Current state: neither side has HTTP/2 enabled today. ASP.NET Kestrel defaults to HTTP/1.1; flip `EndpointDefaults.Protocols = HttpProtocols.Http1AndHttp2` (or `Http1AndHttp2AndHttp3` over TLS). One-line change at the host config layer.
#### UAV provisioning path (no Leaflet constraint)
Multipart / tar / zip bundle responses are also rejected. Their downsides:
- Server holds N file handles open and streams serially within one response → less parallelism than HTTP/2 multistream.
- Resume granularity collapses to "the whole bundle".
- Cache key becomes the bundle, not the tile.
- Client needs a parser.
Per-tile GET over HTTP/2 wins on every axis, and the journal-based resume already designed in AZ-316 keeps its semantics intact.
PMTiles is excellent for STATIC pre-built tile sets (Cloudflare/Protomaps); our DB is dynamic (UAV uploads invalidate any pre-built archive). Defer PMTiles until profiling demands it.
The real efficiency win on this path is the **inventory pre-filter step** (already designed in § 6.1).
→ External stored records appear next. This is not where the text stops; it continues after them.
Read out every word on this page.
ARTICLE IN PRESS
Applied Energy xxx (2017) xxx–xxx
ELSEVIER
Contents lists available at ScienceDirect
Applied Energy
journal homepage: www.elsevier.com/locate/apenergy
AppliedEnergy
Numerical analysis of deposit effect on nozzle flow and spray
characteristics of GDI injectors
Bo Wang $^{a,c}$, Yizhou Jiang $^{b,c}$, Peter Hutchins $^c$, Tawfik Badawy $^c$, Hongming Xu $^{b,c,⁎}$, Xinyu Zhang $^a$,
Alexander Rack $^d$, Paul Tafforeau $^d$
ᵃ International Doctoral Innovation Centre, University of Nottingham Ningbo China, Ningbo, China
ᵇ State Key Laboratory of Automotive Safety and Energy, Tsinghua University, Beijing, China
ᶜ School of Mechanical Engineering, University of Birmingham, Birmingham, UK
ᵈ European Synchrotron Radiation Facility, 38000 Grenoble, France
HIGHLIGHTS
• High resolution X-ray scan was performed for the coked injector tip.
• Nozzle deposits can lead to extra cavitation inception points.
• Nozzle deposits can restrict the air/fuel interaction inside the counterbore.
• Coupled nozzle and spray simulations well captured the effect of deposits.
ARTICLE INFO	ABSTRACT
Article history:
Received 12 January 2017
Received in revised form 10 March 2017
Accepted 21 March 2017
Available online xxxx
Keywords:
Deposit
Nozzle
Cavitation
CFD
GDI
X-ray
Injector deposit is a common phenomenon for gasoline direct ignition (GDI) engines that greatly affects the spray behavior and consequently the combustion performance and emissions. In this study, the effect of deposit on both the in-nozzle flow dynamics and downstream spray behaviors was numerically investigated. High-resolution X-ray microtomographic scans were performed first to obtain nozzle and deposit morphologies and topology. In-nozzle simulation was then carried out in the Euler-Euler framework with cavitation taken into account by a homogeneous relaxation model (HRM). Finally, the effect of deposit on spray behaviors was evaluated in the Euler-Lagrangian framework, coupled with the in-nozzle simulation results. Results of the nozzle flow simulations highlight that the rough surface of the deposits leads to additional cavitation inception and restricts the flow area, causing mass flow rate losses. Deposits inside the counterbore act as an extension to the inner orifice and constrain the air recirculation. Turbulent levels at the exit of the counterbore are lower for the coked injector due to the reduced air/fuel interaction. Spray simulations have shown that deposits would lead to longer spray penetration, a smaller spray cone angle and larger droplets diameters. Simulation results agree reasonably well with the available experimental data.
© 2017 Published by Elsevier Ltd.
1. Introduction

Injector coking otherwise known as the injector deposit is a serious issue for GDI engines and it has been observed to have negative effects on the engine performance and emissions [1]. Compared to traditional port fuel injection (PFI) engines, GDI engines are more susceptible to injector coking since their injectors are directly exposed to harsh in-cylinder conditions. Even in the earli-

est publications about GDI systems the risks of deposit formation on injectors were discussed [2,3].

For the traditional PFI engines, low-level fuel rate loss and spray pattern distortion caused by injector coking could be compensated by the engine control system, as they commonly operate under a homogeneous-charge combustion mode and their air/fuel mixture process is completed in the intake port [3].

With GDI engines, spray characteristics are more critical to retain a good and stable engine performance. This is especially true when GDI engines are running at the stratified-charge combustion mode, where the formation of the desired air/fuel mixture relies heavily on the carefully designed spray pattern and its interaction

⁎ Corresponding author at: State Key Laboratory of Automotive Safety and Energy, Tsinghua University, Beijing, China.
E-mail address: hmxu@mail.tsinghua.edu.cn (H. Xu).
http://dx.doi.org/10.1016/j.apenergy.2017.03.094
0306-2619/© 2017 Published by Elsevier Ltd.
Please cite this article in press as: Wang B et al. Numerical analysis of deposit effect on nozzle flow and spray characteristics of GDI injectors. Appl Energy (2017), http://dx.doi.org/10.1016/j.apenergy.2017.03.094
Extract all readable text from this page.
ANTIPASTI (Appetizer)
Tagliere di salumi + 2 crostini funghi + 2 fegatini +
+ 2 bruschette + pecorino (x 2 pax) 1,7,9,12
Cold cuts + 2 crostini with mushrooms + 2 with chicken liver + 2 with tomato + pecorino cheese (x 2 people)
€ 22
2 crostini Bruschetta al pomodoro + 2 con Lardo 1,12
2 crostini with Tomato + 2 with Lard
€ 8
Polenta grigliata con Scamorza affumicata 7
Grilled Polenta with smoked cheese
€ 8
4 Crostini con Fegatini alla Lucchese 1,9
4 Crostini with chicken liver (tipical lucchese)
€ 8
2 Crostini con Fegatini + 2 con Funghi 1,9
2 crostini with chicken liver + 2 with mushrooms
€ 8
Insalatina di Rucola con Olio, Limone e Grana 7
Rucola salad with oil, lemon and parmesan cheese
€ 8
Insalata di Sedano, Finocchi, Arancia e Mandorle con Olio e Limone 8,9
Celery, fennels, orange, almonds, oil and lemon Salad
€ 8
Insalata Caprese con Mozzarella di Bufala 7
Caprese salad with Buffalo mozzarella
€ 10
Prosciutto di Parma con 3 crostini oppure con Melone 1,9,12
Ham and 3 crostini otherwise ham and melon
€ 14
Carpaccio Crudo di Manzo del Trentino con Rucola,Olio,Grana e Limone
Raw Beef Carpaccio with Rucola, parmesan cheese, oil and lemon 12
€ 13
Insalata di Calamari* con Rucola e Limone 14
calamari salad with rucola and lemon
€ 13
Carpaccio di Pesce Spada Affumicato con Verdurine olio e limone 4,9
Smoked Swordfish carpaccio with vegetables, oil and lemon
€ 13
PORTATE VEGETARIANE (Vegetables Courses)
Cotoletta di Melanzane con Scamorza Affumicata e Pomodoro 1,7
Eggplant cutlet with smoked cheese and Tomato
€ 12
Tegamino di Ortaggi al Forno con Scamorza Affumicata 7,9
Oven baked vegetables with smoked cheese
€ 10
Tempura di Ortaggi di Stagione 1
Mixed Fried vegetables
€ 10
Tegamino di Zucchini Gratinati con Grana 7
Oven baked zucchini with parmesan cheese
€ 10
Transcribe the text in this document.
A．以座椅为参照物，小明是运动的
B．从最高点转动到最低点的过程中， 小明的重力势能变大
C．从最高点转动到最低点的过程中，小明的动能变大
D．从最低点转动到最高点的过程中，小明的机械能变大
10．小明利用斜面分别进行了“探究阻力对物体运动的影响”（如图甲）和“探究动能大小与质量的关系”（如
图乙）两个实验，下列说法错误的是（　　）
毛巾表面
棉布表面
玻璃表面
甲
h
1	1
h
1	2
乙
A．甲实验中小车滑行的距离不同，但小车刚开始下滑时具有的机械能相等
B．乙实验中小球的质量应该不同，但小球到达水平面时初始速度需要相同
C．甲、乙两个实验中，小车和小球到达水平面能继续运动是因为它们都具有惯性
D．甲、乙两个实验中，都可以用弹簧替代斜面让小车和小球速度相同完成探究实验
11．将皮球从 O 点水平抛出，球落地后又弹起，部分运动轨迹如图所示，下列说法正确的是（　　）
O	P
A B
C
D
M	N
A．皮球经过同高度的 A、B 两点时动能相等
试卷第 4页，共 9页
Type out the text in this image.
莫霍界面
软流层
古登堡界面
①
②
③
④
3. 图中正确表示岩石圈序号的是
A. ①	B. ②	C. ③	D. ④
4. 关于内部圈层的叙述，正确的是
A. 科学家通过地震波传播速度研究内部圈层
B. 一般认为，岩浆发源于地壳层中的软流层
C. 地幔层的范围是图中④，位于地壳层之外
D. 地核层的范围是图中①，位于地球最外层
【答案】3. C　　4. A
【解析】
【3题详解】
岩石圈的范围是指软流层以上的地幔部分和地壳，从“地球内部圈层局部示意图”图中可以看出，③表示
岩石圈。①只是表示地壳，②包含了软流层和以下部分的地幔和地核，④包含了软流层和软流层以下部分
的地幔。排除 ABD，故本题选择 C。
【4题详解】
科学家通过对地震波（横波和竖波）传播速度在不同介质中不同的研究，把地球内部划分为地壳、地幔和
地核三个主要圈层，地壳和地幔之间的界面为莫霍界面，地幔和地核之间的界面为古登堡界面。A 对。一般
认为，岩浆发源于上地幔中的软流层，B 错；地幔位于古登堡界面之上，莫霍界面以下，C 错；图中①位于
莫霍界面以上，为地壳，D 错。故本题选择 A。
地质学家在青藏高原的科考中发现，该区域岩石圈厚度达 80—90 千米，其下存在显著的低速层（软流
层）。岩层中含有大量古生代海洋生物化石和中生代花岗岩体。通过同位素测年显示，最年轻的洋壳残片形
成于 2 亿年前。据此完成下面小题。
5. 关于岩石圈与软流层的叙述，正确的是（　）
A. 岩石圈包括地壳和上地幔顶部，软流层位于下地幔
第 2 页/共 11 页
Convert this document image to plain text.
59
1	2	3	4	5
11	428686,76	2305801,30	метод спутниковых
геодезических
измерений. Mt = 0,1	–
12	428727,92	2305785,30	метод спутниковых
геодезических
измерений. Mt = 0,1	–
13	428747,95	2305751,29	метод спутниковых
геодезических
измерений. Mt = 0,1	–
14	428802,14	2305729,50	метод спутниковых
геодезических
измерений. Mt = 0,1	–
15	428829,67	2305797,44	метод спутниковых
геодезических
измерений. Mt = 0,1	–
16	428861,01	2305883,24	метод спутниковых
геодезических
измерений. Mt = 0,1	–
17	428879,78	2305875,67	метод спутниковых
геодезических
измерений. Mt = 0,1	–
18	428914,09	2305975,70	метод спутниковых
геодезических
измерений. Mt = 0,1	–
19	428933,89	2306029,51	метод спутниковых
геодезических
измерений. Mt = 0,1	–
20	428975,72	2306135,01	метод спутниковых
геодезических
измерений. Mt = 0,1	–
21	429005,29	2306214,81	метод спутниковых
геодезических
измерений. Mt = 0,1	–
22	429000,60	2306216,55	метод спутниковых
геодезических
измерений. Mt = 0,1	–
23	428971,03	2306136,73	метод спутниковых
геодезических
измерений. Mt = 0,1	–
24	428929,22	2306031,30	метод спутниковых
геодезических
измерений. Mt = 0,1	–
Refined `TileDownloader` (AZ-316) flow:
1. C11 computes the `(z, x, y)` list locally (deterministic slippy math — verified in the prior turn).
2. `POST /api/satellite/tiles/inventory` with the coord list → metadata-only response (`captured_at`, `estimated_bytes`, `resolution_m_per_px`).
3. Run AZ-307 freshness gate + RESTRICT-SAT-4 resolution gate + journal-skip against metadata → produce a "keep list".
4. Issue per-tile `GET /tiles/{z}/{x}/{y}` for the keep list over an HTTP/2 multiplexed connection: `httpx.Client(http2=True, limits=httpx.Limits(max_connections=10, max_keepalive_connections=10))`.
5. Append journal per successful write; per-tile retry on transient failure; resume on partial-success.
In active-conflict zones where many tiles are stale or sub-spec, the inventory step lets C11 skip downloading bytes for 3050% of the candidate set. That dwarfs any wire-level bulk-format gain.
### 6.4 Existing test that needs updating in the new satellite-provider task
`SatelliteProvider.Tests/UavTileFilePathTests.cs:23` — current expectation:
```
"UAV file paths follow `./tiles/uav/{zoom}/{x}/{y}.jpg` per `uav-tile-upload.md` v1.0.0"
```
becomes:
```
"UAV file paths follow `./tiles/uav/{flight_id}/{zoom}/{x}/{y}.jpg`"
```
The migration moves existing files into per-flight directories during the same backfill that adds `location_hash`/`content_sha256`. Mechanical operation; DB `file_path` column rewritten in the same transaction.
---
## 7. Why this is parked as a leftover (not blocking)
- The user explicitly asked for the analysis before deciding the AZ-304 reconciliation option. Decision is now informed, but the user did not yet pick A/B/C/D. The session is being closed for token reasons.
- Next `/autodev` will re-enter at the same decision point with this document and the prior turn's recommendation as input.